Por causa do gaullismo que lhe era imputado, Romain Gary (1914-1980) tem sido negligenciado na edição portuguesa: menos de meia dúzia de traduções em dezenas de títulos. Em Portugal, nem "As Raízes do Céu", Prémio Goncourt 1956 traduzido em 1958 à boleia do filme de John Huston (com Errol Flynn, Juliette Gréco e Orson Welles), chegou para impor este judeu lituano naturalizado francês. Aviador, resistente anti-nazi em Londres e no Magreb, várias vezes condecorado, diplomata durante vinte anos (entre 1952-54 representou a França nas Nações Unidas), "bon vivant", marido da editora da "Vogue" inglesa e de uma actriz americana, cineasta bissexto (dirigiu dois filmes de Jean Seberg, mãe do seu filho), suicidado com um tiro na cabeça aos 66 anos, deixou uma obra pontuada de tragédia, humor e cinismo. "La Promesse de l'aube" (1960), autobiografia traduzida por Augusto Abelaira em 1962, dá a medida do homem que nasceu e cresceu em Vilnius, quando a capital lituana era parte do Império Russo.

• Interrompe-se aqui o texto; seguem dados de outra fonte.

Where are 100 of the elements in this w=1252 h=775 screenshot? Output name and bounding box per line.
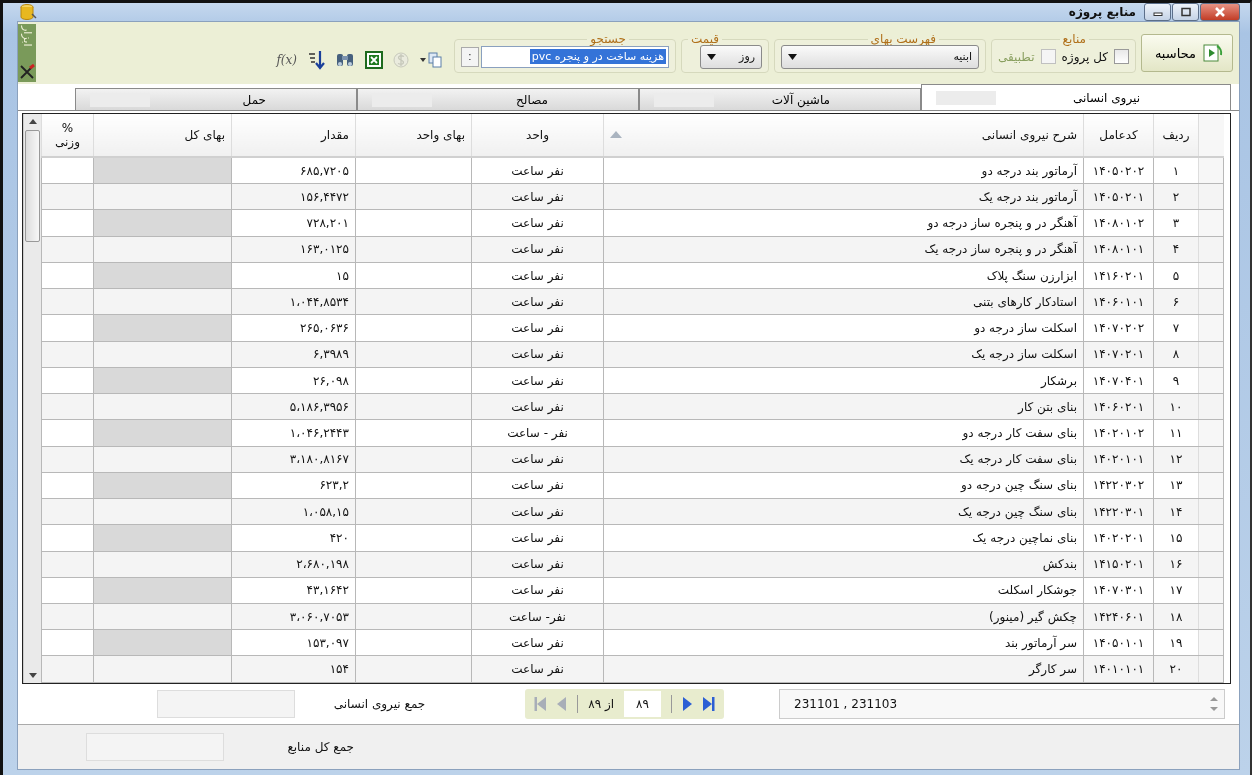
table-cell: نفر- ساعت xyxy=(509,609,566,624)
table-cell: ۱۴۰۶۰۲۰۱ xyxy=(1092,399,1145,414)
column-header[interactable]: واحد xyxy=(471,114,604,157)
table-cell: نفر ساعت xyxy=(511,373,564,388)
table-cell: ۱،۰۵۸,۱۵ xyxy=(302,504,349,519)
table-cell: بندکش xyxy=(1042,557,1077,572)
table-cell: ۲۶۵,۰۶۳۶ xyxy=(300,321,349,336)
table-cell: نفر ساعت xyxy=(511,583,564,598)
table-cell: ۲،۶۸۰,۱۹۸ xyxy=(296,557,349,572)
table-cell: ۱۸ xyxy=(1169,609,1183,624)
scrollbar-thumb[interactable] xyxy=(25,130,40,242)
table-cell: بنای سفت کار درجه یک xyxy=(959,452,1077,467)
table-cell: بنای سفت کار درجه دو xyxy=(962,425,1077,440)
table-cell: آرماتور بند درجه یک xyxy=(978,189,1077,204)
table-cell: جوشکار اسکلت xyxy=(997,583,1077,598)
table-cell: ۱ xyxy=(1172,163,1180,178)
table-cell: ۴ xyxy=(1172,242,1180,257)
search-options-button[interactable]: : xyxy=(460,46,479,67)
table-cell: ۱۴۰۲۰۲۰۱ xyxy=(1092,530,1145,545)
maximize-button[interactable] xyxy=(1172,3,1199,21)
table-cell: ۱۴۰۱۰۱۰۱ xyxy=(1092,662,1145,677)
table-cell: آرماتور بند درجه دو xyxy=(981,163,1077,178)
database-icon xyxy=(19,3,37,21)
checkbox-label: کل پروژه xyxy=(1061,49,1108,64)
table-cell: ۶ xyxy=(1172,294,1180,309)
caret-icon xyxy=(707,53,717,60)
table-cell: ۱۱ xyxy=(1169,425,1183,440)
table-cell: ۱۵۶,۴۴۷۲ xyxy=(300,189,349,204)
table-cell: نفر ساعت xyxy=(511,635,564,650)
column-header[interactable]: بهای کل xyxy=(93,114,232,157)
table-cell: ۱۴۰۵۰۲۰۲ xyxy=(1092,163,1145,178)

"Uma vida à sua frente" tem antecedentes curiosos: publicado em Setembro de 1975 sob o pseudónimo de Émile Ajar, obteve o Goncourt desse ano. Assim, Gary tornou-se o único autor a bisar o prémio. A verdadeira identidade de Ajar só foi revelada após a morte de Gary. Porém, Didier Van Cauwelaert escreveu em "Le Père adopté" (2007) que o milieu sabia. Seja como for, o episódio alimenta a lenda. Os primeiros livros, publicados entre 1935 e 1937, foram assinados com o nome de baptismo (Roman Kacew). O fim da guerra trouxe o primeiro que assinou como Romain Gary, "Educação europeia" (1945), saga da Resistência que Sartre elogiou com ênfase. Também usou os pseudónimos de Fosco Sinibaldi (1958), Shatan Bogat (1974) e Émile Ajar, autor de quatro romances entre 1974-79. Na posse de todos os dados, a posteridade tem reavaliado a obra, corrigindo o tiro inicial ("réactionnaire", dizia a margem esquerda), mas o Robert "des grands écrivains" ainda o deixa de fora.
Os romances de Gary denotam particular estima por escroques, saltimbancos e desapossados de vária índole. "Uma vida à sua frente" não constitui excepção. A odisseia de Mohammed em casa de madame Rosa, prostituta que sobreviveu a Auschwitz e se retirou das lides, sem ter esquecido que "não é preciso ter razões para ter medo", ilustra bem esse universo subversor de códigos e valores. O jovem Momo, como ela lhe chama - "Momo" é também o título da edição em língua inglesa -, cresce no infantário para filhos de judias e "toleradas" que madame Rosa explora na rua Blondel. (Quem viu o filme de Moshé Mizrahi sabe que Simone Signoret lhe emprestou o rosto.) Estamos perto do imaginário e da dicção de Genet, sem as atribulações do sexo fora-da-lei e o lado negro do "gamin" de Mettray. Digamos que Momo doseia a vigarice: "Entrei num salão de chá para senhoras, devorei dois bolos, éclairs de chocolate, são os meus preferidos, perguntei onde se podia mijar e quando voltei fui directo à porta, e adeus. A seguir, roubei umas luvas [...] e fui deitá-las ao lixo. Soube-me bem." Afinal, Momo tem apenas 12 anos. É ele o narrador da história.
Um narrador apesar de tudo bem articulado: "A primeira coisa que vos posso dizer é que morávamos num sexto andar sem elevador..." (No original: "La première chose que je peux vous dire c'est qu'on habitait au sixième à pied...") Para um garoto de Bellevile, sem instrução, rodado no convívio quase exclusivo de outros como ele, pode-se dizer que a narrativa segue o cânone, sem a pretensão de encenar a realidade, calão reduzido ao mínimo e ausência de remissões culturalistas. Momo não é um produto textual como outros que chegaram depois dele. É um rapaz à deriva na Paris do pós-guerra: "Os chuis, é o que existe de mais forte no mundo. Um miúdo com um pai chui é como se tivesse duas vezes mais pais do que os outros." O tipo de aforismo que fez escola entre modernos afinal tão antigos.
É provável que o fio da intriga remonte à Nice anti-semita dos anos 1930, cidade que o acolheu e à mãe quando deixaram a Lituânia. Importa pouco. Momo tem vida própria.